Darebbe la 10 a Dybala?

“A Dybala lo manderei nudo in campo perché è talmente bello da vedersi che coprirlo di qualsiasi cosa sarebbe inutile. Dybala è uno di quel calciatori il cui estro, la vivacità, l’intelligenza e la furbizia spiccano. È quel tipo di giocatore che ha tutto dentro sé e madre natura lo ha fornito di un fisico adeguato. Probabilmente, se ho ben capito dalle parole di mister Mourinho, è un peccato che sia tormentato da queste cicatrici vecchie che ogni tanto gli danno problemi. Però è un atleta che può mettere addosso qualsiasi maglia, è uno di quel calciatori che, come diceva Fulvio Bernardini lo farei giocare dove gli pare. Si mette la maglia e poi ci pensa lui. La maglia numero 10 della Roma è vero che ricorda i fasti e tante cose, però non è un totem assoluto, quindi.
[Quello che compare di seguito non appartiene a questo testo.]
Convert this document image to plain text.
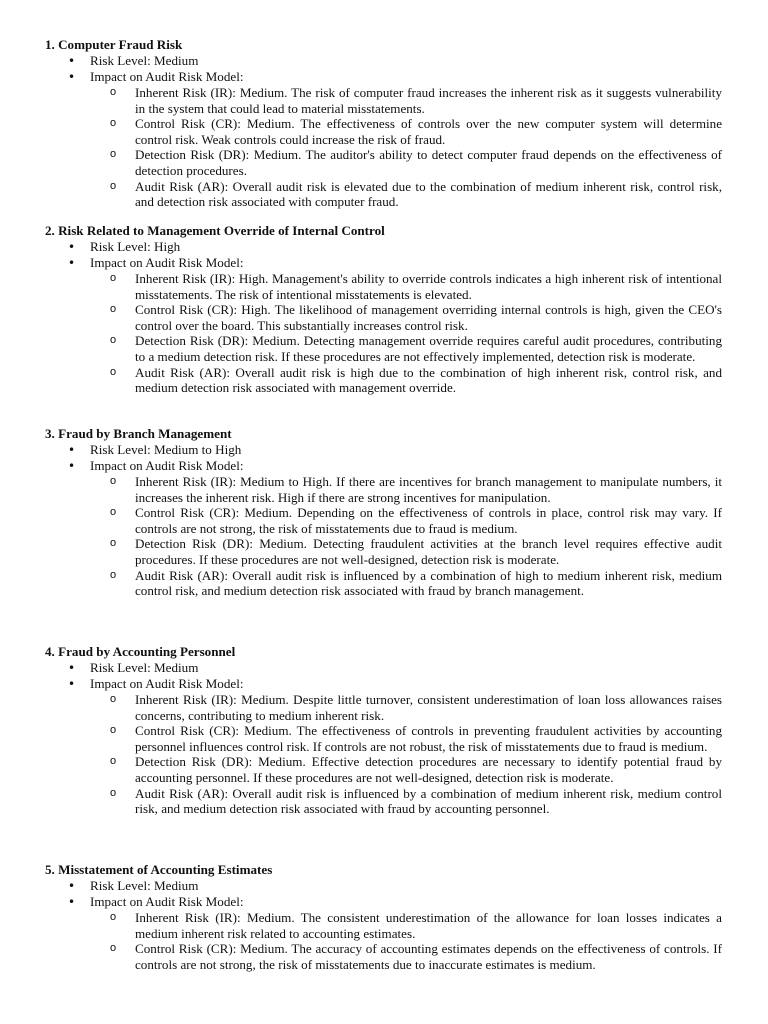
1. Computer Fraud Risk
• Risk Level: Medium
• Impact on Audit Risk Model:
o Inherent Risk (IR): Medium. The risk of computer fraud increases the inherent risk as it suggests vulnerability in the system that could lead to material misstatements.
o Control Risk (CR): Medium. The effectiveness of controls over the new computer system will determine control risk. Weak controls could increase the risk of fraud.
o Detection Risk (DR): Medium. The auditor's ability to detect computer fraud depends on the effectiveness of detection procedures.
o Audit Risk (AR): Overall audit risk is elevated due to the combination of medium inherent risk, control risk, and detection risk associated with computer fraud.
2. Risk Related to Management Override of Internal Control
• Risk Level: High
• Impact on Audit Risk Model:
o Inherent Risk (IR): High. Management's ability to override controls indicates a high inherent risk of intentional misstatements. The risk of intentional misstatements is elevated.
o Control Risk (CR): High. The likelihood of management overriding internal controls is high, given the CEO's control over the board. This substantially increases control risk.
o Detection Risk (DR): Medium. Detecting management override requires careful audit procedures, contributing to a medium detection risk. If these procedures are not effectively implemented, detection risk is moderate.
o Audit Risk (AR): Overall audit risk is high due to the combination of high inherent risk, control risk, and medium detection risk associated with management override.
3. Fraud by Branch Management
• Risk Level: Medium to High
• Impact on Audit Risk Model:
o Inherent Risk (IR): Medium to High. If there are incentives for branch management to manipulate numbers, it increases the inherent risk. High if there are strong incentives for manipulation.
o Control Risk (CR): Medium. Depending on the effectiveness of controls in place, control risk may vary. If controls are not strong, the risk of misstatements due to fraud is medium.
o Detection Risk (DR): Medium. Detecting fraudulent activities at the branch level requires effective audit procedures. If these procedures are not well-designed, detection risk is moderate.
o Audit Risk (AR): Overall audit risk is influenced by a combination of high to medium inherent risk, medium control risk, and medium detection risk associated with fraud by branch management.
4. Fraud by Accounting Personnel
• Risk Level: Medium
• Impact on Audit Risk Model:
o Inherent Risk (IR): Medium. Despite little turnover, consistent underestimation of loan loss allowances raises concerns, contributing to medium inherent risk.
o Control Risk (CR): Medium. The effectiveness of controls in preventing fraudulent activities by accounting personnel influences control risk. If controls are not robust, the risk of misstatements due to fraud is medium.
o Detection Risk (DR): Medium. Effective detection procedures are necessary to identify potential fraud by accounting personnel. If these procedures are not well-designed, detection risk is moderate.
o Audit Risk (AR): Overall audit risk is influenced by a combination of medium inherent risk, medium control risk, and medium detection risk associated with fraud by accounting personnel.
5. Misstatement of Accounting Estimates
• Risk Level: Medium
• Impact on Audit Risk Model:
o Inherent Risk (IR): Medium. The consistent underestimation of the allowance for loan losses indicates a medium inherent risk related to accounting estimates.
o Control Risk (CR): Medium. The accuracy of accounting estimates depends on the effectiveness of controls. If controls are not strong, the risk of misstatements due to inaccurate estimates is medium.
Ogni calciatore ha la sua storia, inserita in un contesto epocale. Francesco è stato uno dei campioni più importanti di quel periodo storico e Dybala lo è in questo momento. Ma entrambi sono due di quei calciatori che in qualsiasi epoca sarebbero stati sempre Francesco Totti e Paulo Dybala. Per cui la maglia numero 10 non sarebbe assolutamente usurpata. Certo è anche vero che ognuno di noi, nel suo cuore, ha un’immagine che è indelebile. Poi sono stato immortalato abbracciato con lui con la maglia numero 10, quindi figurati quanto sia per me significativa quella maglia”.
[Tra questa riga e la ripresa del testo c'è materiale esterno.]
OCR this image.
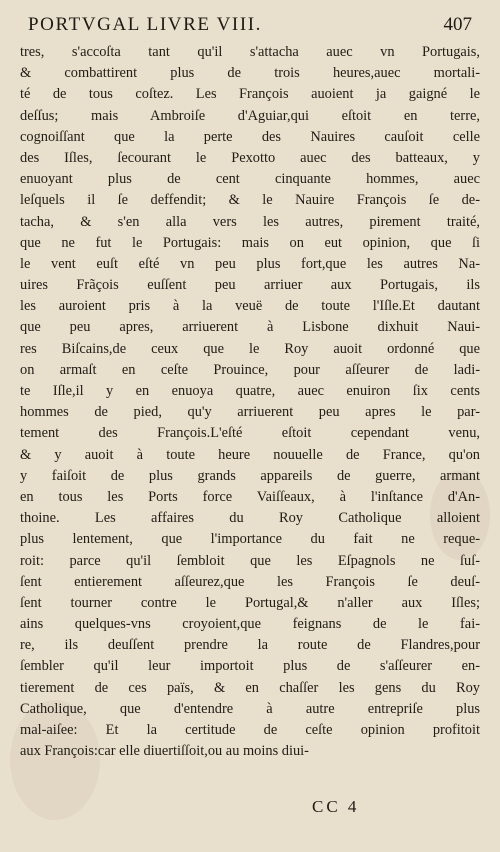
PORTVGAL LIVRE VIII.	407
tres, s'accoſta tant qu'il s'attacha auec vn Portugais,
& combattirent plus de trois heures,auec mortali-
té de tous coſtez. Les François auoient ja gaigné le
deſſus; mais Ambroiſe d'Aguiar,qui eſtoit en terre,
cognoiſſant que la perte des Nauires cauſoit celle
des Iſles, ſecourant le Pexotto auec des batteaux, y
enuoyant plus de cent cinquante hommes, auec
leſquels il ſe deffendit; & le Nauire François ſe de-
tacha, & s'en alla vers les autres, pirement traité,
que ne fut le Portugais: mais on eut opinion, que ſi
le vent euſt eſté vn peu plus fort,que les autres Na-
uires Frãçois euſſent peu arriuer aux Portugais, ils
les auroient pris à la veuë de toute l'Iſle.Et dautant
que peu apres, arriuerent à Lisbone dixhuit Naui-
res Biſcains,de ceux que le Roy auoit ordonné que
on armaſt en ceſte Prouince, pour aſſeurer de ladi-
te Iſle,il y en enuoya quatre, auec enuiron ſix cents
hommes de pied, qu'y arriuerent peu apres le par-
tement des François.L'eſté eſtoit cependant venu,
& y auoit à toute heure nouuelle de France, qu'on
y faiſoit de plus grands appareils de guerre, armant
en tous les Ports force Vaiſſeaux, à l'inſtance d'An-
thoine. Les affaires du Roy Catholique alloient
plus lentement, que l'importance du fait ne reque-
roit: parce qu'il ſembloit que les Eſpagnols ne ſuſ-
ſent entierement aſſeurez,que les François ſe deuſ-
ſent tourner contre le Portugal,& n'aller aux Iſles;
ains quelques-vns croyoient,que feignans de le fai-
re, ils deuſſent prendre la route de Flandres,pour
ſembler qu'il leur importoit plus de s'aſſeurer en-
tierement de ces païs, & en chaſſer les gens du Roy
Catholique, que d'entendre à autre entrepriſe plus
mal-aiſee: Et la certitude de ceſte opinion profitoit
aux François:car elle diuertiſſoit,ou au moins diui-
CC 4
Dopo l’inizio negativo della Roma, avendone visti alcuni anche lei, c’è la possibilità di invertire la rotta e arrivare agli obiettivi della società? Si può sognare con questo Lukaku che ricorda Batistuta?
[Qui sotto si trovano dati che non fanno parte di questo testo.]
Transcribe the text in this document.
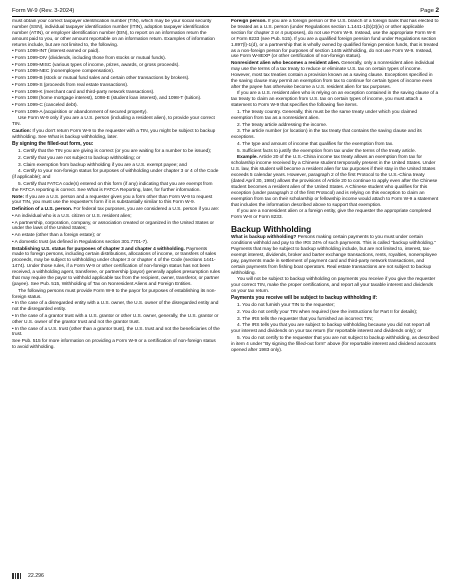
Form W-9 (Rev. 3-2024)	Page 2

must obtain your correct taxpayer identification number (TIN), which may be your social security number (SSN), individual taxpayer identification number (ITIN), adoption taxpayer identification number (ATIN), or employer identification number (EIN), to report on an information return the amount paid to you, or other amount reportable on an information return. Examples of information returns include, but are not limited to, the following.

• Form 1099-INT (interest earned or paid).

• Form 1099-DIV (dividends, including those from stocks or mutual funds).

• Form 1099-MISC (various types of income, prizes, awards, or gross proceeds).

• Form 1099-NEC (nonemployee compensation).

• Form 1099-B (stock or mutual fund sales and certain other transactions by brokers).

• Form 1099-S (proceeds from real estate transactions).

• Form 1099-K (merchant card and third-party network transactions).

• Form 1098 (home mortgage interest), 1098-E (student loan interest), and 1098-T (tuition).

• Form 1099-C (canceled debt).

• Form 1099-A (acquisition or abandonment of secured property).

Use Form W-9 only if you are a U.S. person (including a resident alien), to provide your correct TIN.

Caution: If you don't return Form W-9 to the requester with a TIN, you might be subject to backup withholding. See What is backup withholding, later.

By signing the filled-out form, you:

1. Certify that the TIN you are giving is correct (or you are waiting for a number to be issued);

2. Certify that you are not subject to backup withholding; or

3. Claim exemption from backup withholding if you are a U.S. exempt payee; and

4. Certify to your non-foreign status for purposes of withholding under chapter 3 or 4 of the Code (if applicable); and

5. Certify that FATCA code(s) entered on this form (if any) indicating that you are exempt from the FATCA reporting is correct. See What is FATCA Reporting, later, for further information.

Note: If you are a U.S. person and a requester gives you a form other than Form W-9 to request your TIN, you must use the requester's form if it is substantially similar to this Form W-9.

Definition of a U.S. person. For federal tax purposes, you are considered a U.S. person if you are:

• An individual who is a U.S. citizen or U.S. resident alien;

• A partnership, corporation, company, or association created or organized in the United States or under the laws of the United States;

• An estate (other than a foreign estate); or

• A domestic trust (as defined in Regulations section 301.7701-7).

Establishing U.S. status for purposes of chapter 3 and chapter 4 withholding. Payments made to foreign persons, including certain distributions, allocations of income, or transfers of sales proceeds, may be subject to withholding under chapter 3 or chapter 4 of the Code (sections 1441-1474). Under those rules, if a Form W-9 or other certification of non-foreign status has not been received, a withholding agent, transferee, or partnership (payor) generally applies presumption rules that may require the payor to withhold applicable tax from the recipient, owner, transferor, or partner (payee). See Pub. 515, Withholding of Tax on Nonresident Aliens and Foreign Entities.

The following persons must provide Form W-9 to the payor for purposes of establishing its non-foreign status.

• In the case of a disregarded entity with a U.S. owner, the U.S. owner of the disregarded entity and not the disregarded entity.

• In the case of a grantor trust with a U.S. grantor or other U.S. owner, generally, the U.S. grantor or other U.S. owner of the grantor trust and not the grantor trust.

• In the case of a U.S. trust (other than a grantor trust), the U.S. trust and not the beneficiaries of the trust.

See Pub. 515 for more information on providing a Form W-9 or a certification of non-foreign status to avoid withholding.

Foreign person. If you are a foreign person or the U.S. branch of a foreign bank that has elected to be treated as a U.S. person (under Regulations section 1.1441-1(b)(2)(iv) or other applicable section for chapter 3 or 4 purposes), do not use Form W-9. Instead, use the appropriate Form W-8 or Form 8233 (see Pub. 515). If you are a qualified foreign pension fund under Regulations section 1.897(l)-1(d), or a partnership that is wholly owned by qualified foreign pension funds, that is treated as a non-foreign person for purposes of section 1445 withholding, do not use Form W-9. Instead, use Form W-8EXP (or other certification of non-foreign status).

Nonresident alien who becomes a resident alien. Generally, only a nonresident alien individual may use the terms of a tax treaty to reduce or eliminate U.S. tax on certain types of income. However, most tax treaties contain a provision known as a saving clause. Exceptions specified in the saving clause may permit an exemption from tax to continue for certain types of income even after the payee has otherwise become a U.S. resident alien for tax purposes.

If you are a U.S. resident alien who is relying on an exception contained in the saving clause of a tax treaty to claim an exemption from U.S. tax on certain types of income, you must attach a statement to Form W-9 that specifies the following five items.

1. The treaty country. Generally, this must be the same treaty under which you claimed exemption from tax as a nonresident alien.

2. The treaty article addressing the income.

3. The article number (or location) in the tax treaty that contains the saving clause and its exceptions.

4. The type and amount of income that qualifies for the exemption from tax.

5. Sufficient facts to justify the exemption from tax under the terms of the treaty article.

Example. Article 20 of the U.S.-China income tax treaty allows an exemption from tax for scholarship income received by a Chinese student temporarily present in the United States. Under U.S. law, this student will become a resident alien for tax purposes if their stay in the United States exceeds 5 calendar years. However, paragraph 2 of the first Protocol to the U.S.-China treaty (dated April 30, 1984) allows the provisions of Article 20 to continue to apply even after the Chinese student becomes a resident alien of the United States. A Chinese student who qualifies for this exception (under paragraph 2 of the first Protocol) and is relying on this exception to claim an exemption from tax on their scholarship or fellowship income would attach to Form W-9 a statement that includes the information described above to support that exemption.

If you are a nonresident alien or a foreign entity, give the requester the appropriate completed Form W-8 or Form 8233.

Backup Withholding

What is backup withholding? Persons making certain payments to you must under certain conditions withhold and pay to the IRS 24% of such payments. This is called "backup withholding." Payments that may be subject to backup withholding include, but are not limited to, interest, tax-exempt interest, dividends, broker and barter exchange transactions, rents, royalties, nonemployee pay, payments made in settlement of payment card and third-party network transactions, and certain payments from fishing boat operators. Real estate transactions are not subject to backup withholding.

You will not be subject to backup withholding on payments you receive if you give the requester your correct TIN, make the proper certifications, and report all your taxable interest and dividends on your tax return.

Payments you receive will be subject to backup withholding if:

1. You do not furnish your TIN to the requester;

2. You do not certify your TIN when required (see the instructions for Part II for details);

3. The IRS tells the requester that you furnished an incorrect TIN;

4. The IRS tells you that you are subject to backup withholding because you did not report all your interest and dividends on your tax return (for reportable interest and dividends only); or

5. You do not certify to the requester that you are not subject to backup withholding, as described in item 4 under "By signing the filled-out form" above (for reportable interest and dividend accounts opened after 1983 only).

22.296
“Se le vincono tutte vincono il campionato, quindi il tempo indubbiamente c’è. In questo momento la squadra che ho visto recentemente è un caterpillar, ti monta sopra. Probabilmente l’effetto Lukaku si è sentito, uno che ti spinge in avanti. Butti la palla in mezzo e hai la considerazione che c’è lui. Sai, il portiere, il centrale difensivo, il centrocampista e l’attaccante sono la dorsale della squadra. Quando hai un gran portiere che ti salva i momenti difficili, un centrale che ti organizza la difesa o un Cristante che vedi in costante ascesa, un vero piacere vederlo e davanti un finalizzatore come Lukaku è chiaro che ti spinge sempre in avanti e la squadra avversaria fa quei paio di metri indietro che nel calcio fa la differenza. In quella terra di nessuno, un passo indietro e perdi la partita, uno avanti e la vinci. Senza dubbio l’arrivo di questa figura è stato una panacea. La potenza fisica è la stessa di Gabriel. Io ricordo il gol che fece a Parma, lancio lungo di 60 metri di Samuel, palla che rimbalza sulla trequarti avversaria e Batistuta la butta sotto l’incrocio dei pali. Fu una cosa pazzesca, io ero in panchina affianco a Di Francesco e Mannone e mi dissero: “Ammazza che schemi Capello”. Questi due birbaccioni non perdevano occasione di fare battute, ma senza dubbio la potenza fisica è la stessa. Io ho avuto la fortuna di vedere Batistuta, era una cosa meravigliosa e quando partiva era assolutamente inarrestabile, non lo contenevi. Mi sembra che Lukaku sia la stessa cosa, poi l’attaccante quando inizia a segnare è come quando ti metti a tavola e inizi con lo stuzzichino, ma poi ti devono levare il piatto avanti. È un grande acquisto”.